BRI & CPEC
Belt and Road Initiative
- China’s Belt and Road Initiative (BRI) aims to strengthen Beijing’s economic leadership through a vast program of infrastructure building throughout China’s neighbouring regions.
- Launched in 2013 by President Xi Jinping, the vast collection of development and investment initiatives would stretch from East Asia to Europe, significantly expanding China’s economic and political influence.
- The plan was two-pronged: the overland Silk Road Economic Belt and the Maritime Silk Road. The two were collectively referred to first as the One Belt, One Road initiative but eventually became the Belt and Road Initiative.
- China’s vision included creating a vast network of railways, energy pipelines, highways, and streamlined border crossings, both westward—through the mountainous former Soviet republics—and southward, to Pakistan, India, and the rest of Southeast Asia.
- To date, more than sixty countries—accounting for two-thirds of the world’s population—have signed on to projects or indicated an interest in doing so.
What are the potential roadblocks?
- The Belt and Road Initiative has also stoked opposition. BRI projects are built using low-interest loans as opposed to aid grants. Some BRI investments have involved opaque bidding processes and required the use of Chinese firms. As a result, contractors have inflated costs, leading to canceled projects and political backlash.
- Critics worry China could use “debt-trap diplomacy” to extract strategic concessions – such as over territorial disputes in the South China Sea or silence on human rights violations.
India’s position
- India has tried to convince countries that the BRI is a plan to dominate Asia, warning of what some analysts have called a “String of Pearls” geoeconomic strategy whereby China creates unsustainable debt burdens for its Indian Ocean neighbors in order to seize control of regional choke points.
- Meanwhile, India has provided its own development assistance to neighbors, most notably Afghanistan, where it has spent $3 billion on infrastructure projects.
What is the CPEC project?
- China-Pakistan Economic Corridor (CPEC) refers to a clutch of major infrastructure works currently under way in Pakistan, intended to link Kashgar in China’s Xinjiang province to Gwadar deep sea port close to Pakistan’s border with Iran.
- Several other road, rail and power projects are associated with the corridor, and the project seeks to expand and upgrade infrastructure across the length and breadth of Pakistan, and to widen and deepen economic ties with China.
- CPEC is part of the larger Belt and Road Initiative.

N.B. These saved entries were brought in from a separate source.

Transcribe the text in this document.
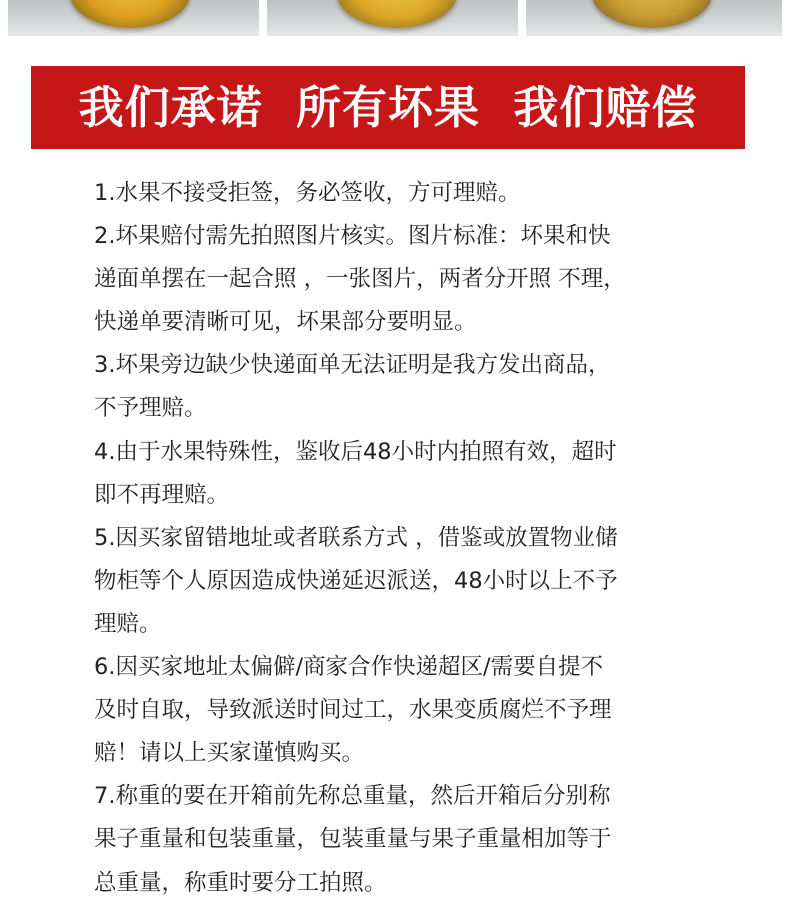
我们承诺  所有坏果  我们赔偿
1.水果不接受拒签，务必签收，方可理赔。
2.坏果赔付需先拍照图片核实。图片标准：坏果和快
递面单摆在一起合照 ，一张图片，两者分开照 不理，
快递单要清晰可见，坏果部分要明显。
3.坏果旁边缺少快递面单无法证明是我方发出商品，
不予理赔。
4.由于水果特殊性，鉴收后48小时内拍照有效，超时
即不再理赔。
5.因买家留错地址或者联系方式 ，借鉴或放置物业储
物柜等个人原因造成快递延迟派送，48小时以上不予
理赔。
6.因买家地址太偏僻/商家合作快递超区/需要自提不
及时自取，导致派送时间过工，水果变质腐烂不予理
赔！请以上买家谨慎购买。
7.称重的要在开箱前先称总重量，然后开箱后分别称
果子重量和包装重量，包装重量与果子重量相加等于
总重量，称重时要分工拍照。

- CPEC was launched in 2015 when Chinese President Xi Jinping visited Pakistan and it now envisages investment of over USD 60 billion in different projects of development in Pakistan.
Significance
- The goal of CPEC is both to transform Pakistan’s economy—by modernizing its road, rail, air, and energy transportation systems—and to connect the deep-sea Pakistani ports of Gwadar and Karachi to China’s Xinjiang province and beyond by overland routes.
- This would reduce the time and cost of transporting goods and energy such as natural gas to China by circumventing the Straits of Malacca and the South China Sea.
- The CPEC project is also strategically important for China. Currently, eighty percent of China’s oil has to pass through the Strait of Malacca, a narrow stretch of water between the Indonesian island of Sumatra and the Malay Peninsula. In the event of a conflict, the Malacca Strait could easily be blocked by a rival nation, cutting off China from crucial energy resources. CPEC allows China to circumvent the Strait of Malacca and reduce its dependency on the strait.
India’s position on CPEC
- India has been opposing the project as it passes through Gilgit-Baltistan in Pakistan-occupied Kashmir (PoK), which New Delhi considers its own territory.
- India claims that the CPEC project encroaches on sovereignty and territorial integrity of the country.
Why in News?
- China is planning to extend its controversial CPEC project to regional countries, including Afghanistan.
- India has repeatedly registered its protests over CPEC, the flagship project of China’s Belt and Road Initiative, saying it is in violation of its sovereignty as it passes through Pakistan-occupied Kashmir – Indian territory illegally occupied by Pakistan.
- Disregarding India’s protests and sovereignty concerns, China has been defending the CPEC project, saying it is an economic project not aimed at any third country.